Мать мне пожелала приятных сновидений. И вот я снова, чуть не в десятый раз, увидел коротенький сон, который стал сниться мне в те времена, когда в мою голову впервые забрела мысль о разводе и новой женитьбе. Мне снилось, что я дома, на ферме. Стою у стены, увитой зеленой виноградной листвой с такими же зелеными гроздьями, и гляжу на окно спальни, точно мальчишка, который пришел в гости к товарищу, а постучать не решается. К окну подходит Пегги, но сетка от насекомых мешает мне разглядеть ее лицо. Ее широкая оранжевая ночная рубашка, моя любимая, слегка спустилась с плеч; она прижимает лицо к сетке, чтобы окликнуть меня, и я вижу, как чудесно она улыбается; ей так нравится здесь, так все с непривычки интересно, она в восторге от фермы и полна желания вознаградить меня своим лучезарным присутствием за беспросветное уныние тех дней и лет, которые я здесь провел. Она зовет меня; ее улыбка, светлая и счастливая, как бы вобрала и подытожила всю нашу историю, все страхи, все горести, всю беспощадную суровость; через нее, эту улыбку, находит себе путь прощение, идущее издалека, — и столько в ней радости! Никогда еще не было так радостно на ферме.

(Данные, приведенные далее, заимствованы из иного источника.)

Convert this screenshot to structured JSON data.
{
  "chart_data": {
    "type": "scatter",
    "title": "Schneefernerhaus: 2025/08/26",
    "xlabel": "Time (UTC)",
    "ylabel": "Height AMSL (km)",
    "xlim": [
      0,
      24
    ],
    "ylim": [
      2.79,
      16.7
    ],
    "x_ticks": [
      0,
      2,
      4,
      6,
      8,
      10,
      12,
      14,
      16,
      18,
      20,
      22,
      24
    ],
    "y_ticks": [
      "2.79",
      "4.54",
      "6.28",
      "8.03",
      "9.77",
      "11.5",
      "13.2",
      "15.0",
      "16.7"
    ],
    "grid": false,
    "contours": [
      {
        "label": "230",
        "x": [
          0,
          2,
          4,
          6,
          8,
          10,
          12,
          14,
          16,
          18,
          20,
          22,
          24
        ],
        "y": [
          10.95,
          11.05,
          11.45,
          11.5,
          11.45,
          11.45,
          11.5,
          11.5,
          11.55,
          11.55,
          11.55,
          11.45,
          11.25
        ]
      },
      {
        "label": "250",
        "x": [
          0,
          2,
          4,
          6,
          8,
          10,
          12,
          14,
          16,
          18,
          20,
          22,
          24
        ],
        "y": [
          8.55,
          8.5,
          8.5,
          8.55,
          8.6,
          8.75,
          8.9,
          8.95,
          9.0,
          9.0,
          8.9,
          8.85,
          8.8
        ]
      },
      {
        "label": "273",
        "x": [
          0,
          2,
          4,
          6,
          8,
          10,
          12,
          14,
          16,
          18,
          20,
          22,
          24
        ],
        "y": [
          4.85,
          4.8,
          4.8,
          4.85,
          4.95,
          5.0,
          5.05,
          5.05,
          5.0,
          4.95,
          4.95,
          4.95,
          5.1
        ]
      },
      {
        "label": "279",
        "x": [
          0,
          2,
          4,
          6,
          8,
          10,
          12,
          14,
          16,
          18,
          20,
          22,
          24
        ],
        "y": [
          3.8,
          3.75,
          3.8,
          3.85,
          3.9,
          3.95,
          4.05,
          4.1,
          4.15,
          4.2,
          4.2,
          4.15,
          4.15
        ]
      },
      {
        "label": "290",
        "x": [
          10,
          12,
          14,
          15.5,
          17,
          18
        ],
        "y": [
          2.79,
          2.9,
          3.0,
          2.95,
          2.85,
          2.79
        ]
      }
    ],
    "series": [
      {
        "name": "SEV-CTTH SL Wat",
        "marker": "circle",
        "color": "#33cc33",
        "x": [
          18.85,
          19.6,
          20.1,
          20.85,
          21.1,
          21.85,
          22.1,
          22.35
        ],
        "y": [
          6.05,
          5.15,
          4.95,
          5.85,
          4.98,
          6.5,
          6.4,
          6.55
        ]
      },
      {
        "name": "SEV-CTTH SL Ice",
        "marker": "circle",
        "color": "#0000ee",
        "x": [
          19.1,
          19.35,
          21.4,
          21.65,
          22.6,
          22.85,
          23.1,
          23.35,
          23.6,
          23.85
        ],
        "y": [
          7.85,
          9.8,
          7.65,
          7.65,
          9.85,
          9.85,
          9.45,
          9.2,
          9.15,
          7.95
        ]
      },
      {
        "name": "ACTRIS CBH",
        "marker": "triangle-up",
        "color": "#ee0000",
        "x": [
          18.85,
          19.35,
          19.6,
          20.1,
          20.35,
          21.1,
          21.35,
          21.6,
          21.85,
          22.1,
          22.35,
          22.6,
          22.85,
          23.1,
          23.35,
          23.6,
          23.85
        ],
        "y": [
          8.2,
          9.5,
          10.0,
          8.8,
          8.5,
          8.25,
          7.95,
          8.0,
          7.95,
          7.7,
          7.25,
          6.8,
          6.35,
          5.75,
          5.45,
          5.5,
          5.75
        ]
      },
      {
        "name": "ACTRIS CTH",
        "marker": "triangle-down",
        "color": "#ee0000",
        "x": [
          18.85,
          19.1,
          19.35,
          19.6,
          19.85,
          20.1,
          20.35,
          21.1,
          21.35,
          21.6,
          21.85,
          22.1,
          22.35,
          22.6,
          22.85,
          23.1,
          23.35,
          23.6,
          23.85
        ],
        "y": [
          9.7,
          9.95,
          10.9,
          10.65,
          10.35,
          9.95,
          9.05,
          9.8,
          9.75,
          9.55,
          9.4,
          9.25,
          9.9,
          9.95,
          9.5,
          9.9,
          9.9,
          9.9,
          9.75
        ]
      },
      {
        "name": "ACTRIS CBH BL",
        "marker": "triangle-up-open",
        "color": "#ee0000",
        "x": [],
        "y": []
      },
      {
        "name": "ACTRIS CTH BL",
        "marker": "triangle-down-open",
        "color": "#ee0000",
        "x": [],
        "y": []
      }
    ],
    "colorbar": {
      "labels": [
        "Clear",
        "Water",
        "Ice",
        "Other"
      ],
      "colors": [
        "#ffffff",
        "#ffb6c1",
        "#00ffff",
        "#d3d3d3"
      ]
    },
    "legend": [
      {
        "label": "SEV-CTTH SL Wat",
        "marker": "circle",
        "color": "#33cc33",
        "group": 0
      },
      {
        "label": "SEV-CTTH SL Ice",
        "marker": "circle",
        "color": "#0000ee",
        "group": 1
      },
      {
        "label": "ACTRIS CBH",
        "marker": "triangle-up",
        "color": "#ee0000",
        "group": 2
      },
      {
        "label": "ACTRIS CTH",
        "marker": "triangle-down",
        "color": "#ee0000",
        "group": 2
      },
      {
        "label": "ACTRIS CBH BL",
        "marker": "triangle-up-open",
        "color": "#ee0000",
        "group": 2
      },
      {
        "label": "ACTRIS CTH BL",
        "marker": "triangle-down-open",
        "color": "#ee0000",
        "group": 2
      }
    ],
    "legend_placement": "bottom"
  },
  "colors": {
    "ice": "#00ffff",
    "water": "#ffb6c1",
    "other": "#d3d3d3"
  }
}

Я проснулся, и, как это часто бывает, действительность словно бы продолжала сон, только все соотношения оказались смещенными. Я был в спальне, а снизу доносился голос Пегги. Свет шел снаружи: лучи утреннего солнца, чуть притененные сеткой от насекомых, косо ложились на широкие подоконники. Кто-то незаметно укрыл меня индейским одеялом. Со стены улыбалось мое детское лицо, мягкий отложной воротничок, растушеванный по моде тогдашних фотографов, сливался с фоном портрета. Голоса внизу невнятно переплетались, временами их перебивал смех. Я нашел в пустом шкафу старый отцовский комбинезон. Он был мне велик, но я завернул рукава и подпоясался своим ремнем, так что все лишнее подобралось. В одном кармане я нащупал железный гвоздь, который отец для какой-то надобности согнул крючком.
После многих лет, как говорил мой отец, «первобытного существования» нам пришлось во время дедушкиной последней болезни одну из верхних комнат, где раньше стояла швейная машина, переоборудовать под ванную и уборную.